Going back to PL: a long-term view of Progressive Labor reveals that far from some expression of admiration for the courage shown by the young generation, PL was more interested in trying to get some new orthodoxy to replace that handed down from Moscow. Having been composed of those in the CPUSA who lost out once Stalin kicked the bucket, there is a discernable wish in their literature from and on the era to once again have the certainties which came with receiving directives from a handler from abroad. Moreover, having received none, PL continued doing the sort of organizing they did dating back to the Depression era CPUSA.

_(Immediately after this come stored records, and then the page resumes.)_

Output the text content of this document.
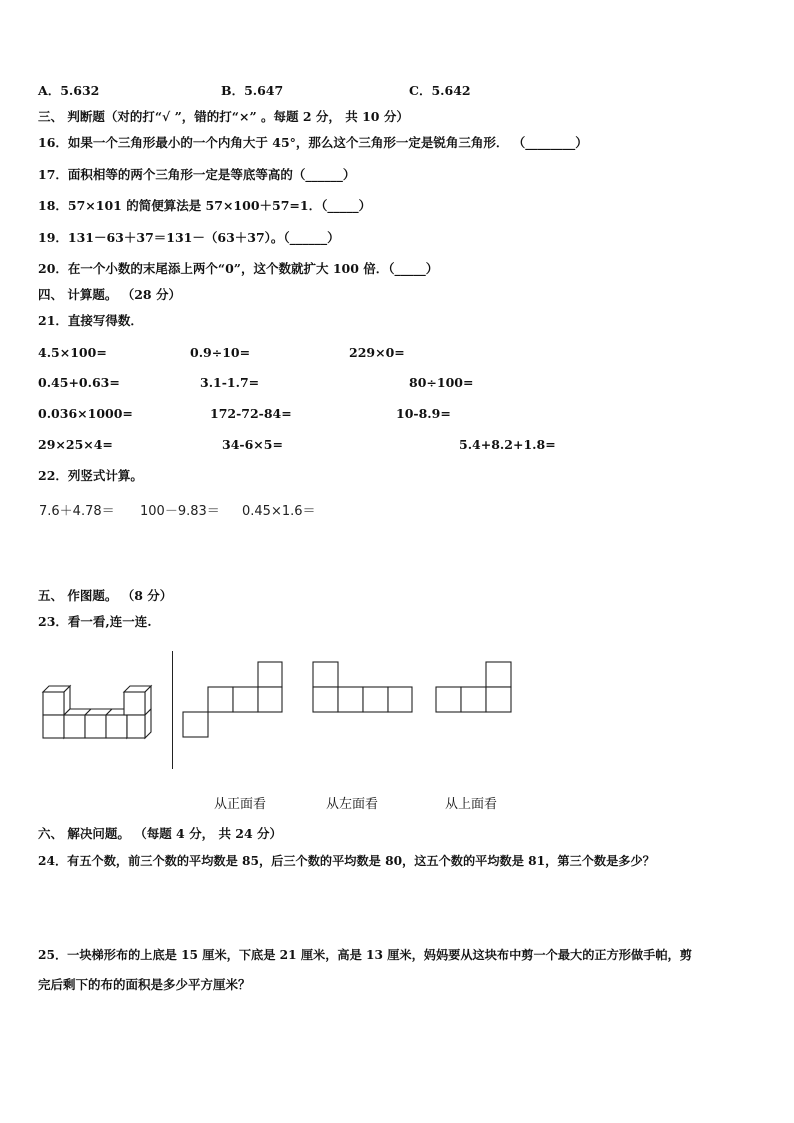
A．5.632	B．5.647	C．5.642
三、 判断题（对的打“√ ”，错的打“×” 。每题 2 分， 共 10 分）
16．如果一个三角形最小的一个内角大于 45°，那么这个三角形一定是锐角三角形． （________）
17．面积相等的两个三角形一定是等底等高的（______）
18．57×101 的简便算法是 57×100＋57=1．（_____）
19．131－63＋37＝131－（63＋37）。（______）
20．在一个小数的末尾添上两个“0”，这个数就扩大 100 倍．（_____）
四、 计算题。 （28 分）
21．直接写得数．
4.5×100=	0.9÷10=	229×0=
0.45+0.63=	3.1-1.7=	80÷100=
0.036×1000=	172-72-84=	10-8.9=
29×25×4=	34-6×5=	5.4+8.2+1.8=
22．列竖式计算。
7.6＋4.78＝ 100－9.83＝ 0.45×1.6＝
五、 作图题。 （8 分）
23．看一看,连一连.
从正面看	从左面看	从上面看
六、 解决问题。 （每题 4 分， 共 24 分）
24．有五个数，前三个数的平均数是 85，后三个数的平均数是 80，这五个数的平均数是 81，第三个数是多少？
25．一块梯形布的上底是 15 厘米，下底是 21 厘米，高是 13 厘米，妈妈要从这块布中剪一个最大的正方形做手帕，剪
完后剩下的布的面积是多少平方厘米？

Of course, when such certainties didn’t come from Beijing — the Communist Party (Marxist-Leninist) would later become the official U.S. conduit of such directives — PL lost its bearings. Since the period of 1969, in which it was officially expelled (and SDS wrapped up by all non-PL factions), PL has lost its sense of direction: first, it declared the Black Panthers and Young Lords (as representatives of black and Puerto Rican nationalism) to be reactionaries; then it proceeded to chuck any and all of its Marxism in favor of some strange ultra-left ideology.
It is strange to say, that for all the accusations of “vanguardism” within SDS, there is a historical irony in the development of Progressive Labor post-SDS: the faction in the original SDS which everyone points and calls “vanguardist” actually chucked the idea of a vanguard in any and all senses decades ago. One could actually make a case that in its theory of simultaneous worldwide revolution, accomplished by what it calls a “mass party” which it will alone form, PL has far more similarities to some strains of anarchism than it does to Marxism-Leninism.
















I don’t know why it took me so long to find this post, but its really great. Thanks for your insight.